Cerpen: Fan D Ahmad
Sepotong senja jatuh menggantung di pucuk pohon Siwalan. Angin tenggara menerpa rerantingan pohon Randu. Kapuk beterbangan melukis langit, pengganti awan yang tak secuil pun kelihatan mengawang. Di atas ranting, bertengger seekor burung Dadali penuh pilu. Mendekap gelisah. Matanya menghujam ke aliran sungai dan selokan tak berair. Semuanya kering kerontang. Sesekali melirik ke padang ilalang yang menjadi tempat pencahariannya, memangsa serangga.
Punggung hitam para kuli sawah menghantam matahari. Keringat bercucuran, mengairi sawah kering itu. Segala jenis rumput, mati. Sawah-sawah berpetak-petah, seperti sisik ular yang akan mengelupas. Tandus. Petani hanya menahan nafas panjang ketika bertandang ke sawah. Putus harap.

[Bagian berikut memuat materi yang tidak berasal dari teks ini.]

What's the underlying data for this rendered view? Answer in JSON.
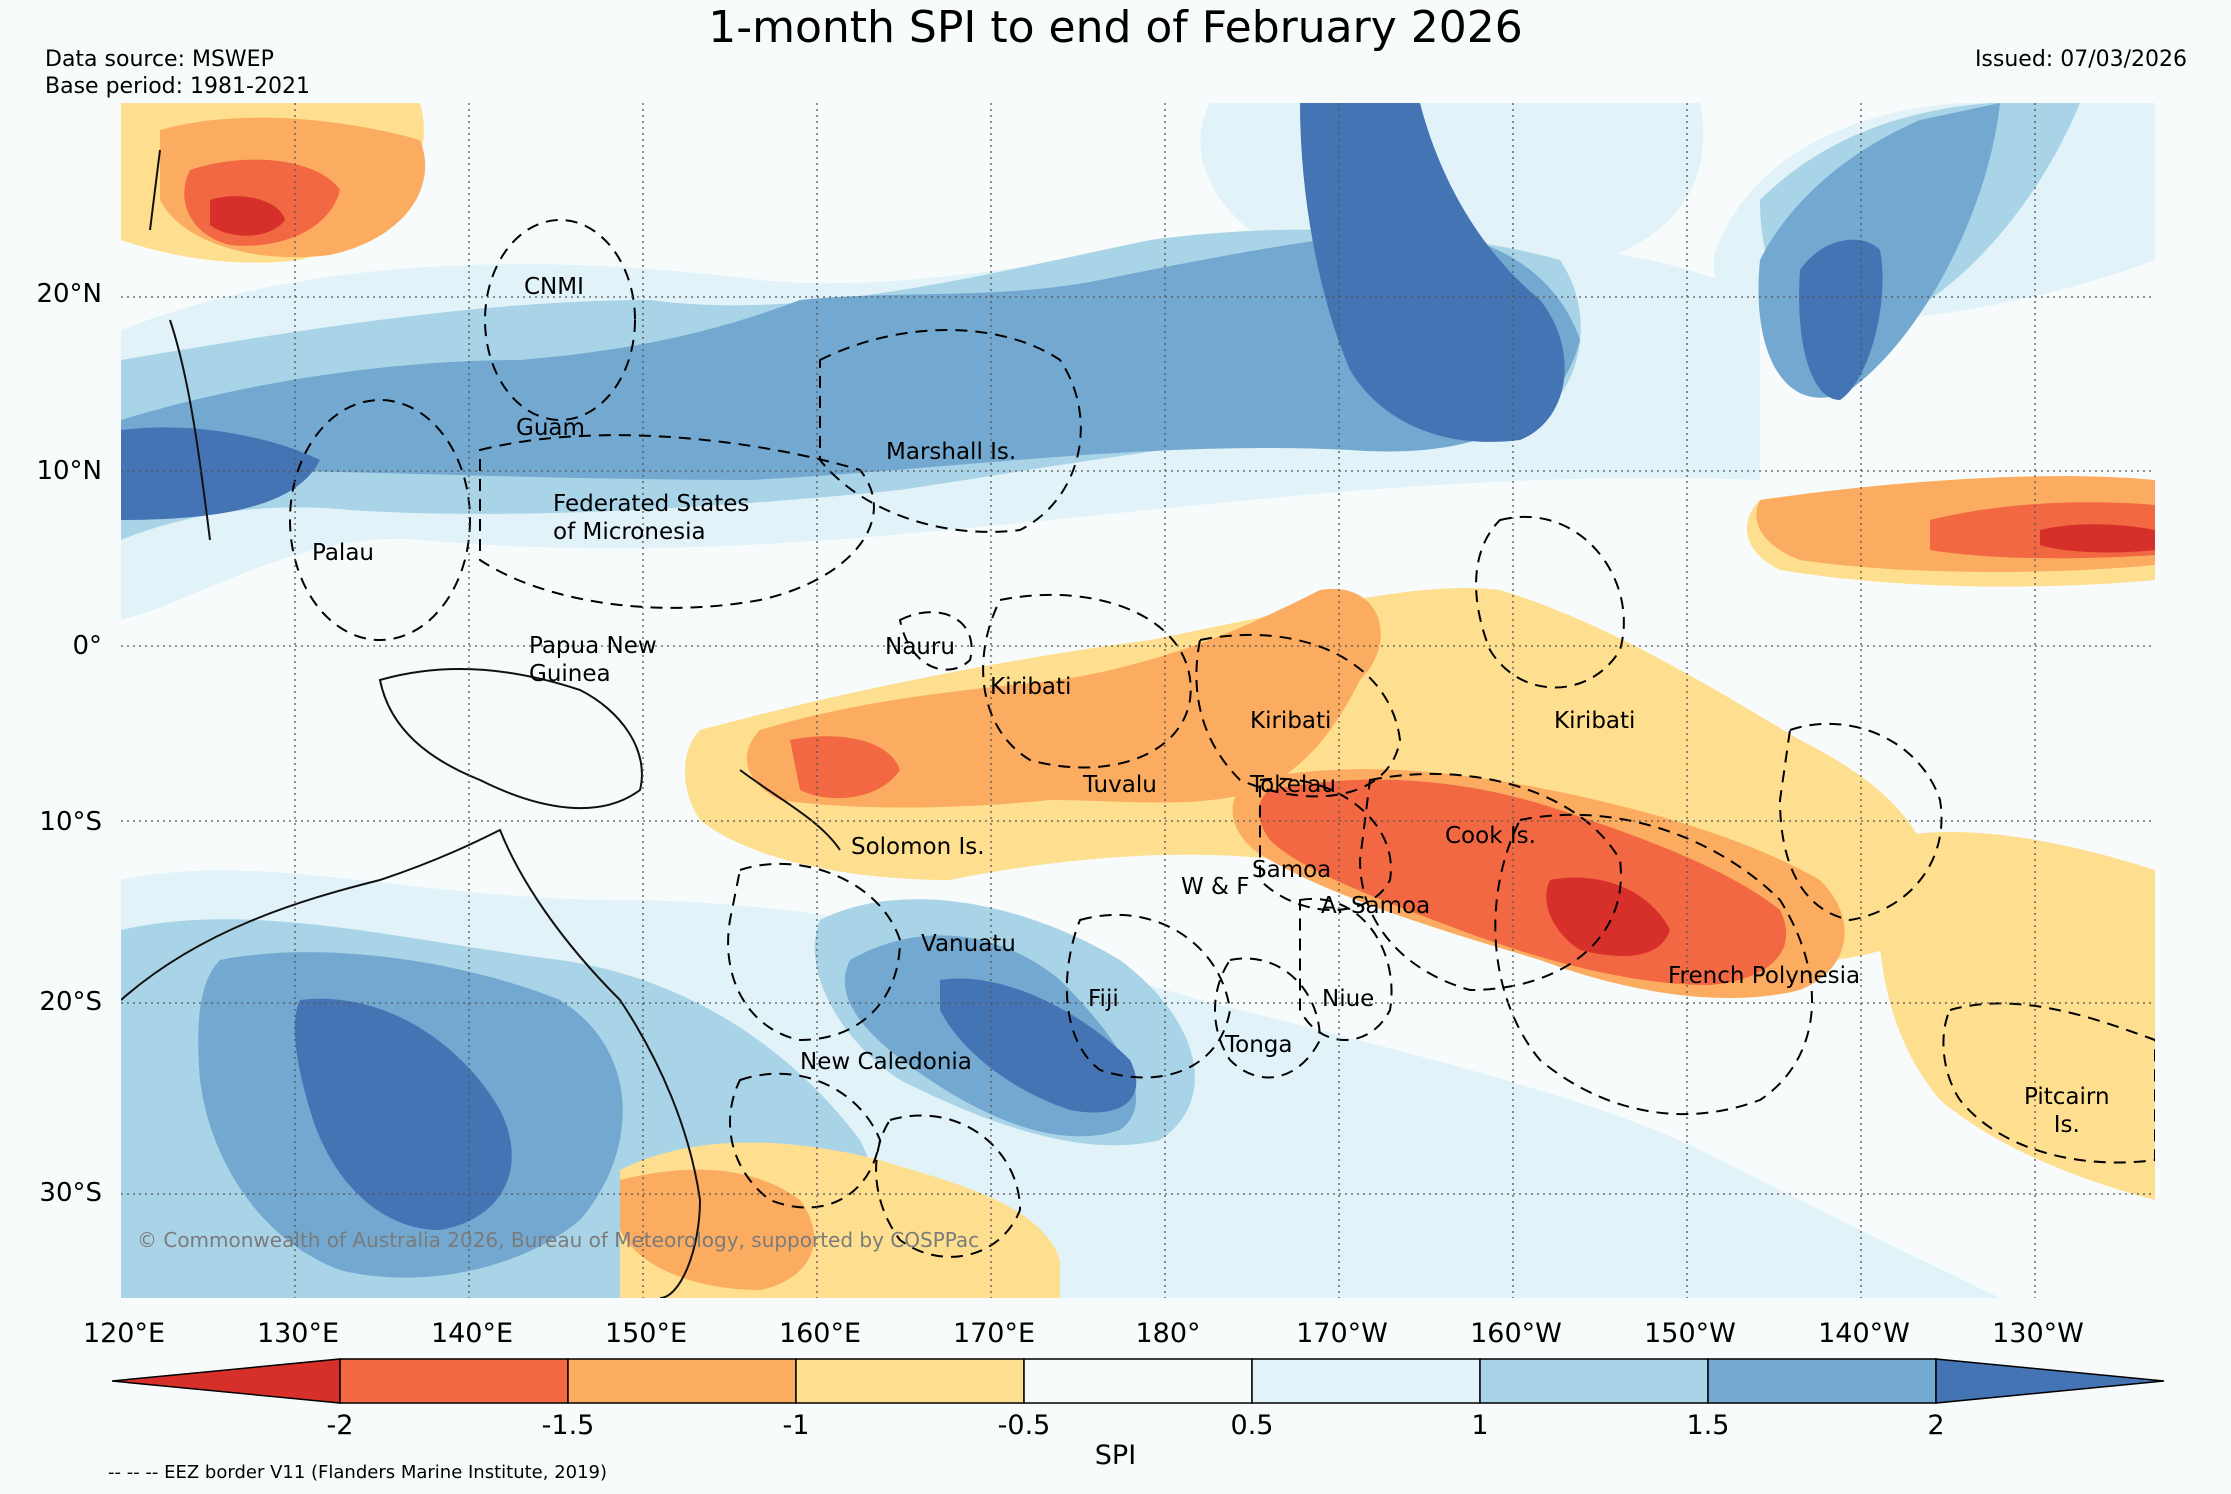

Burung Gagak kaok-kaek melayang dan berputar di atas tegal dan sawah tanpa mengepakkan sayap. Mengapung berjam-jam. Burung gagak itu kebingungan mencari air walau hanya sepetak kaki. Mereka memanggil hujan. Kaok
Lenguhan sapi terdegar serak. Meraung-raung tanpa henti. Tubuhnya belepotan celatong. Beberapa kali kakinya dihentakkan sambil menyerunduk tabing, mencoba untuk keluar kandang. Ekornya dikibas. Menuntut pemiliknya mencari rumput segar. Sudah lama sapi-sapi itu tak menikmati segarnya rumput hijau. Mereka tak lagi bisa ditipu oleh plastik hijau yang dipasang di matanya, agar rumput-rumput kering berubah hijau dan terlihat segar. Liur selalu meleleh. Ember tempat air minum sapi itu kosong.
Burung gagak kembali berkaok, menyaksikan penduduk yang sedang berkumpul. Sayapnya seakan menjadi naungan atas orang-orang yang merindukan hujan itu. Di tengah terik senja, sorak-sorai bergemuruh. Beberapa diantaranya mengepalkan tangan tinggi-tinggi. Lengkin suara mereka memecah langit.
Burung Gagak itu menjadi saksi atas dua orang yang saling cambuk di tengah kerumunan orang.
“Pukul, lebih keras lagi!” teriak mereka.
“Ya, lebih keras lagi, agar hujan segera turun,” teriak yang satunya.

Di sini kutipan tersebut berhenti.